SEOUL: South Korea’s won declined most in 2 weeks as the yen fell after better-than-forecast Chinese data insisted for safe-haven property.
The yen weakened for a third day as China reported 7.4 percent growth for last year versus projections for 7.3 percent. South Korea’s currency tends to move in tandem with Japan’s as the countries compete for exports in international markets. The dollar advanced against most peers as the Bank of Japan begins a two-day policy meeting and speculation mounts that the European Central Bank will expand asset purchases this week.
The won fell 0.6 percent to 1,084.59 a dollar as of 12:55 p.m. in Seoul, prices compiled by Bloomberg show. The currency declined much as 0.7 percent, the most since Jan. 2, to 1,085.35. The yen dropped 0.6 percent versus the greenback to 118.22. Bloomberg Dollar Spot Index rose 0.3 percent.
“The market expected the won to go up after Chinese growth exceeded forecasts, but it was dragged down by the dollar’s strength against the yen,” said Paik Jin Kyu, a Seoul-based currency trader at Nonghyup Bank. “There was dollar buying by local importers as well.”

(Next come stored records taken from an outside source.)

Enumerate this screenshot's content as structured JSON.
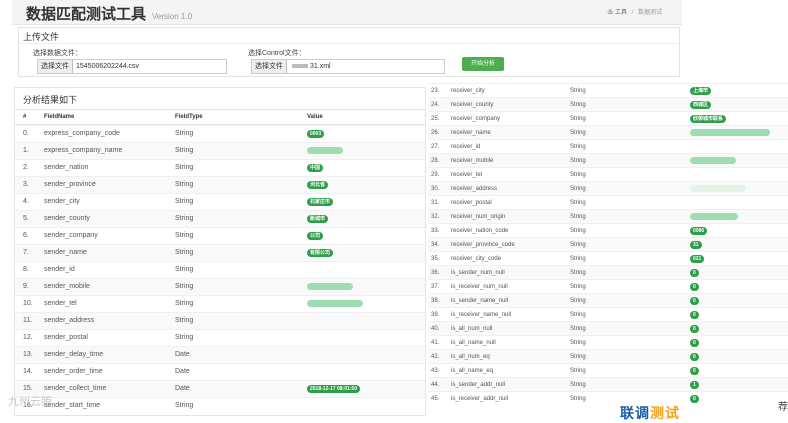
{
  "header": {
    "title": "数据匹配测试工具",
    "version": "Version 1.0",
    "crumb_home": "工具",
    "crumb_sep": "/",
    "crumb_current": "数据测试"
  },
  "upload": {
    "title": "上传文件",
    "data_label": "选择数据文件：",
    "data_button": "选择文件",
    "data_filename": "1545006202244.csv",
    "control_label": "选择Control文件：",
    "control_button": "选择文件",
    "control_filename": "31.xml",
    "run_button": "开始分析"
  },
  "results": {
    "title": "分析结果如下",
    "columns": [
      "#",
      "FieldName",
      "FieldType",
      "Value"
    ],
    "left_rows": [
      {
        "idx": "0.",
        "name": "express_company_code",
        "type": "String",
        "value": "0003",
        "kind": "badge"
      },
      {
        "idx": "1.",
        "name": "express_company_name",
        "type": "String",
        "value": "",
        "kind": "blur"
      },
      {
        "idx": "2.",
        "name": "sender_nation",
        "type": "String",
        "value": "中国",
        "kind": "badge"
      },
      {
        "idx": "3.",
        "name": "sender_province",
        "type": "String",
        "value": "河北省",
        "kind": "badge"
      },
      {
        "idx": "4.",
        "name": "sender_city",
        "type": "String",
        "value": "石家庄市",
        "kind": "badge"
      },
      {
        "idx": "5.",
        "name": "sender_county",
        "type": "String",
        "value": "新城市",
        "kind": "badge"
      },
      {
        "idx": "6.",
        "name": "sender_company",
        "type": "String",
        "value": "公司",
        "kind": "badge"
      },
      {
        "idx": "7.",
        "name": "sender_name",
        "type": "String",
        "value": "有限公司",
        "kind": "badge"
      },
      {
        "idx": "8.",
        "name": "sender_id",
        "type": "String",
        "value": "",
        "kind": "none"
      },
      {
        "idx": "9.",
        "name": "sender_mobile",
        "type": "String",
        "value": "",
        "kind": "blur"
      },
      {
        "idx": "10.",
        "name": "sender_tel",
        "type": "String",
        "value": "",
        "kind": "blur"
      },
      {
        "idx": "11.",
        "name": "sender_address",
        "type": "String",
        "value": "",
        "kind": "none"
      },
      {
        "idx": "12.",
        "name": "sender_postal",
        "type": "String",
        "value": "",
        "kind": "none"
      },
      {
        "idx": "13.",
        "name": "sender_delay_time",
        "type": "Date",
        "value": "",
        "kind": "none"
      },
      {
        "idx": "14.",
        "name": "sender_order_time",
        "type": "Date",
        "value": "",
        "kind": "none"
      },
      {
        "idx": "15.",
        "name": "sender_collect_time",
        "type": "Date",
        "value": "2018-12-17 08:01:50",
        "kind": "badge"
      },
      {
        "idx": "16.",
        "name": "sender_start_time",
        "type": "String",
        "value": "",
        "kind": "none"
      }
    ],
    "right_rows": [
      {
        "idx": "23.",
        "name": "receiver_city",
        "type": "String",
        "value": "上海市",
        "kind": "badge"
      },
      {
        "idx": "24.",
        "name": "receiver_county",
        "type": "String",
        "value": "西城区",
        "kind": "badge"
      },
      {
        "idx": "25.",
        "name": "receiver_company",
        "type": "String",
        "value": "欣荣城市联系",
        "kind": "badge"
      },
      {
        "idx": "26.",
        "name": "receiver_name",
        "type": "String",
        "value": "",
        "kind": "blur"
      },
      {
        "idx": "27.",
        "name": "receiver_id",
        "type": "String",
        "value": "",
        "kind": "none"
      },
      {
        "idx": "28.",
        "name": "receiver_mobile",
        "type": "String",
        "value": "",
        "kind": "blur"
      },
      {
        "idx": "29.",
        "name": "receiver_tel",
        "type": "String",
        "value": "",
        "kind": "none"
      },
      {
        "idx": "30.",
        "name": "receiver_address",
        "type": "String",
        "value": "",
        "kind": "faint"
      },
      {
        "idx": "31.",
        "name": "receiver_postal",
        "type": "String",
        "value": "",
        "kind": "none"
      },
      {
        "idx": "32.",
        "name": "receiver_num_origin",
        "type": "String",
        "value": "",
        "kind": "blur"
      },
      {
        "idx": "33.",
        "name": "receiver_nation_code",
        "type": "String",
        "value": "0086",
        "kind": "badge"
      },
      {
        "idx": "34.",
        "name": "receiver_province_code",
        "type": "String",
        "value": "31",
        "kind": "badge"
      },
      {
        "idx": "35.",
        "name": "receiver_city_code",
        "type": "String",
        "value": "021",
        "kind": "badge"
      },
      {
        "idx": "36.",
        "name": "is_sender_num_null",
        "type": "String",
        "value": "0",
        "kind": "badge"
      },
      {
        "idx": "37.",
        "name": "is_receiver_num_null",
        "type": "String",
        "value": "0",
        "kind": "badge"
      },
      {
        "idx": "38.",
        "name": "is_sender_name_null",
        "type": "String",
        "value": "0",
        "kind": "badge"
      },
      {
        "idx": "39.",
        "name": "is_receiver_name_null",
        "type": "String",
        "value": "0",
        "kind": "badge"
      },
      {
        "idx": "40.",
        "name": "is_all_num_null",
        "type": "String",
        "value": "0",
        "kind": "badge"
      },
      {
        "idx": "41.",
        "name": "is_all_name_null",
        "type": "String",
        "value": "0",
        "kind": "badge"
      },
      {
        "idx": "42.",
        "name": "is_all_num_eq",
        "type": "String",
        "value": "0",
        "kind": "badge"
      },
      {
        "idx": "43.",
        "name": "is_all_name_eq",
        "type": "String",
        "value": "0",
        "kind": "badge"
      },
      {
        "idx": "44.",
        "name": "is_sender_addr_null",
        "type": "String",
        "value": "1",
        "kind": "badge"
      },
      {
        "idx": "45.",
        "name": "is_receiver_addr_null",
        "type": "String",
        "value": "0",
        "kind": "badge"
      }
    ]
  },
  "watermark": "九州云腾",
  "logo": {
    "left": "联调",
    "accent": "测试"
  },
  "corner": "荐",
  "colors": {
    "badge": "#2e9e4a",
    "run_button": "#4cae4c",
    "header_bg": "#f4f4f4"
  }
}
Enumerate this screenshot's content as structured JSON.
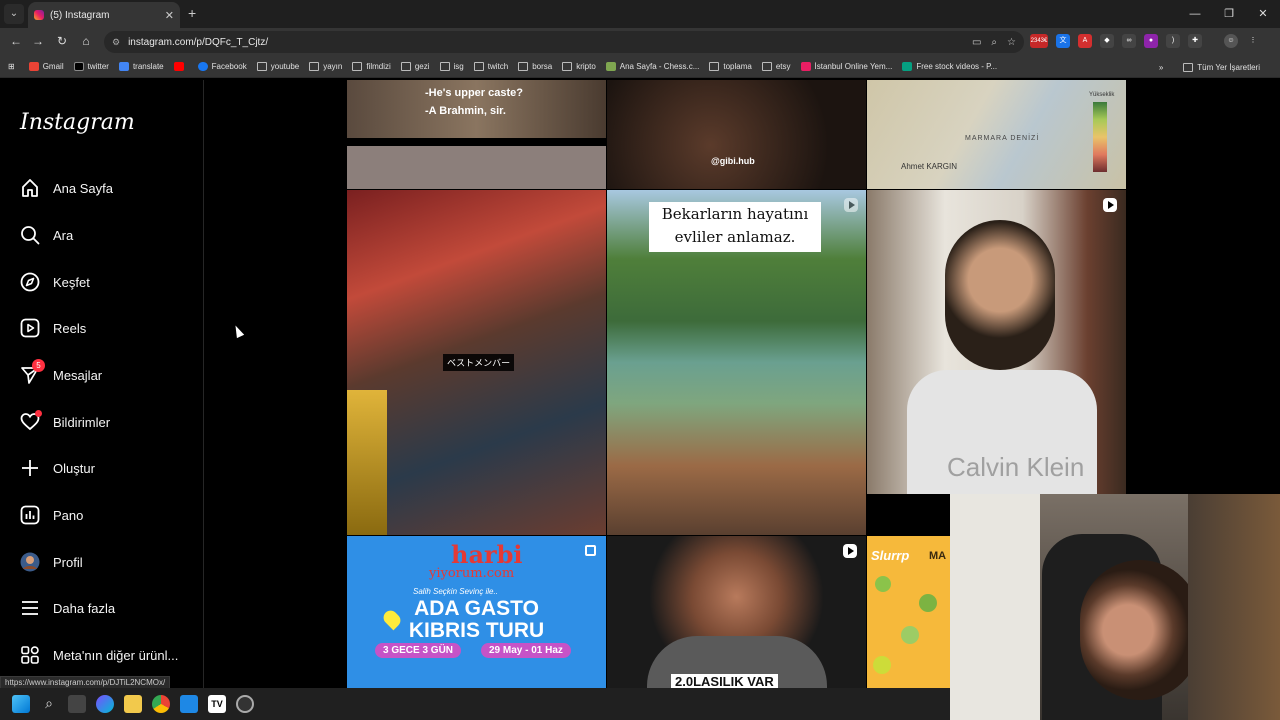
{
  "browser": {
    "tab_title": "(5) Instagram",
    "address": "instagram.com/p/DQFc_T_Cjtz/",
    "status_url": "https://www.instagram.com/p/DJTiL2NCMOx/",
    "bookmarks": [
      "Gmail",
      "twitter",
      "translate",
      "",
      "Facebook",
      "youtube",
      "yayın",
      "filmdizi",
      "gezi",
      "isg",
      "twitch",
      "borsa",
      "kripto",
      "Ana Sayfa - Chess.c...",
      "toplama",
      "etsy",
      "İstanbul Online Yem...",
      "Free stock videos - P..."
    ],
    "all_bookmarks": "Tüm Yer İşaretleri",
    "ext_badge": "2343€"
  },
  "sidebar": {
    "logo": "Instagram",
    "items": [
      {
        "label": "Ana Sayfa",
        "icon": "home-icon"
      },
      {
        "label": "Ara",
        "icon": "search-icon"
      },
      {
        "label": "Keşfet",
        "icon": "compass-icon"
      },
      {
        "label": "Reels",
        "icon": "reels-icon"
      },
      {
        "label": "Mesajlar",
        "icon": "messenger-icon",
        "badge": "5"
      },
      {
        "label": "Bildirimler",
        "icon": "heart-icon"
      },
      {
        "label": "Oluştur",
        "icon": "plus-icon"
      },
      {
        "label": "Pano",
        "icon": "dashboard-icon"
      },
      {
        "label": "Profil",
        "icon": "avatar-icon"
      },
      {
        "label": "Daha fazla",
        "icon": "menu-icon"
      },
      {
        "label": "Meta'nın diğer ürünl...",
        "icon": "meta-apps-icon"
      }
    ]
  },
  "grid": {
    "t1_line1": "-He's upper caste?",
    "t1_line2": "-A Brahmin, sir.",
    "t2_handle": "@gibi.hub",
    "t3_map_label": "MARMARA DENİZİ",
    "t3_author": "Ahmet KARGIN",
    "t3_legend": "Yükseklik",
    "t4_caption": "ベストメンバー",
    "t5_caption_line1": "Bekarların hayatını",
    "t5_caption_line2": "evliler anlamaz.",
    "t6_text": "Calvin Klein",
    "t7_brand": "harbi",
    "t7_brand2": "yiyorum.com",
    "t7_sub": "Salih Seçkin Sevinç ile..",
    "t7_title1": "ADA GASTO",
    "t7_title2": "KIBRIS TURU",
    "t7_pill1": "3 GECE 3 GÜN",
    "t7_pill2": "29 May - 01 Haz",
    "t8_caption": "2.0LASILIK VAR",
    "t9_brand": "Slurrp",
    "t9_title": "MA"
  },
  "colors": {
    "badge": "#ff3040",
    "harbi_bg": "#1e88e5",
    "harbi_title": "#ffeb3b"
  }
}
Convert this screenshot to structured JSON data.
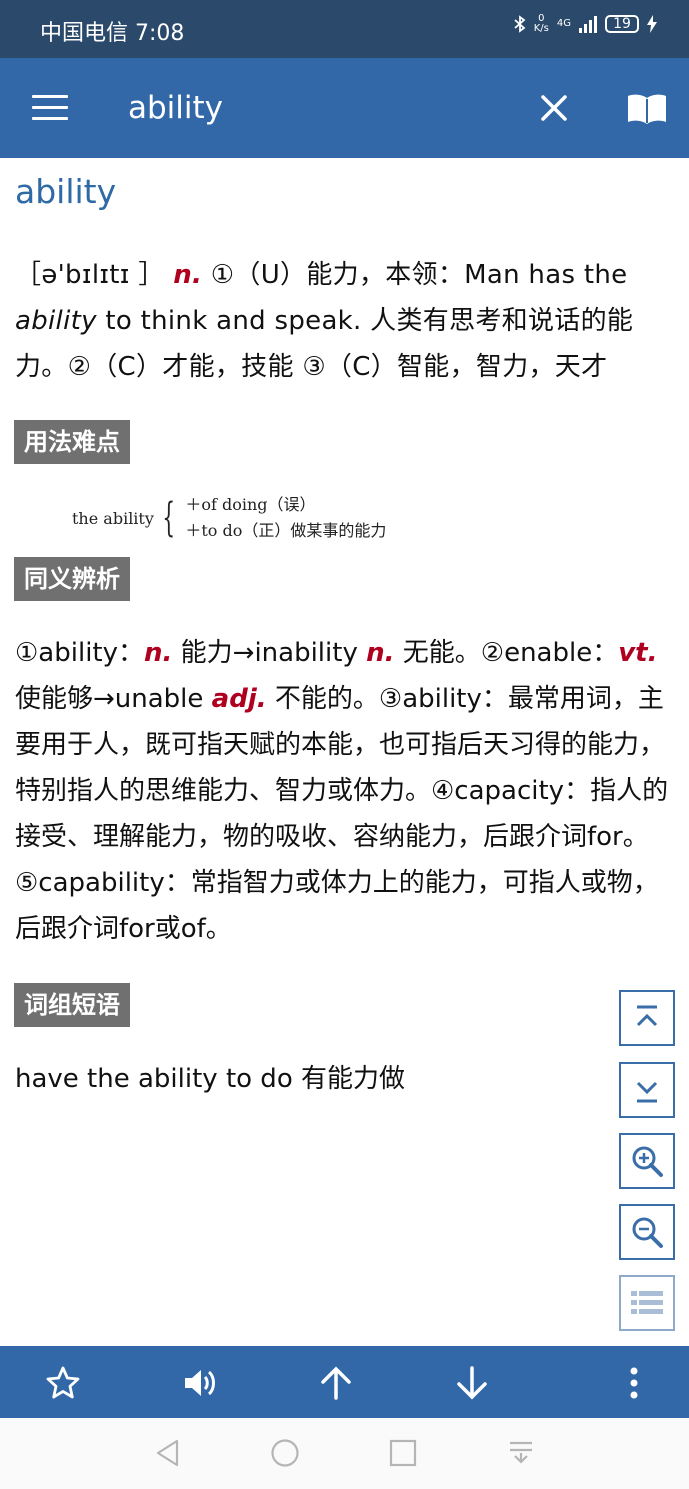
{
  "status_bar": {
    "carrier_time": "中国电信 7:08",
    "speed_value": "0",
    "speed_unit": "K/s",
    "network": "4G",
    "battery": "19"
  },
  "app_bar": {
    "search_value": "ability",
    "menu_icon": "menu-icon",
    "clear_icon": "close-icon",
    "book_icon": "book-icon"
  },
  "entry": {
    "headword": "ability",
    "definition": {
      "phonetic_open": "［",
      "phonetic": "ə'bɪlɪtɪ",
      "phonetic_close": " ］",
      "pos": "n.",
      "text_1": " ①（U）能力，本领：Man has the ",
      "example_italic": "ability",
      "text_2": " to think and speak. 人类有思考和说话的能力。②（C）才能，技能 ③（C）智能，智力，天才"
    },
    "usage": {
      "heading": "用法难点",
      "lead": "the ability",
      "option_1": "＋of doing（误）",
      "option_2": "＋to do（正）做某事的能力"
    },
    "synonyms": {
      "heading": "同义辨析",
      "s1": "①ability：",
      "pos1": "n.",
      "s2": " 能力→inability ",
      "pos2": "n.",
      "s3": " 无能。②enable：",
      "pos3": "vt.",
      "s4": " 使能够→unable ",
      "pos4": "adj.",
      "s5": " 不能的。③ability：最常用词，主要用于人，既可指天赋的本能，也可指后天习得的能力，特别指人的思维能力、智力或体力。④capacity：指人的接受、理解能力，物的吸收、容纳能力，后跟介词for。⑤capability：常指智力或体力上的能力，可指人或物，后跟介词for或of。"
    },
    "phrases": {
      "heading": "词组短语",
      "item_1": "have the ability to do 有能力做"
    }
  },
  "side_buttons": [
    "scroll-top-icon",
    "scroll-bottom-icon",
    "zoom-in-icon",
    "zoom-out-icon",
    "list-icon"
  ],
  "bottom_toolbar": [
    "star-icon",
    "speaker-icon",
    "arrow-up-icon",
    "arrow-down-icon",
    "more-vertical-icon"
  ],
  "nav_bar": [
    "back-icon",
    "home-icon",
    "recents-icon",
    "notification-pull-icon"
  ],
  "colors": {
    "status_bar": "#2b4a6b",
    "app_bar": "#3268a8",
    "headword": "#2e6aa6",
    "pos": "#b00020",
    "section_tag": "#707070"
  }
}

China announced what was still the slowest pace of annual growth since 1990 after a tightening of margin-lending regulation sparked a $291 billion rout in the country’s equity market yesterday. Asia’s second-largest economy is South Korea’s biggest export market.
Government bonds rose, with the 10-year yield dropping two basis points, or 0.02 percentage point, to 2.37 percent, Korea Exchange prices show. The yields on five- and three-year notes fell one basis point each to 2.12 percent and 2.03 percent, respectively.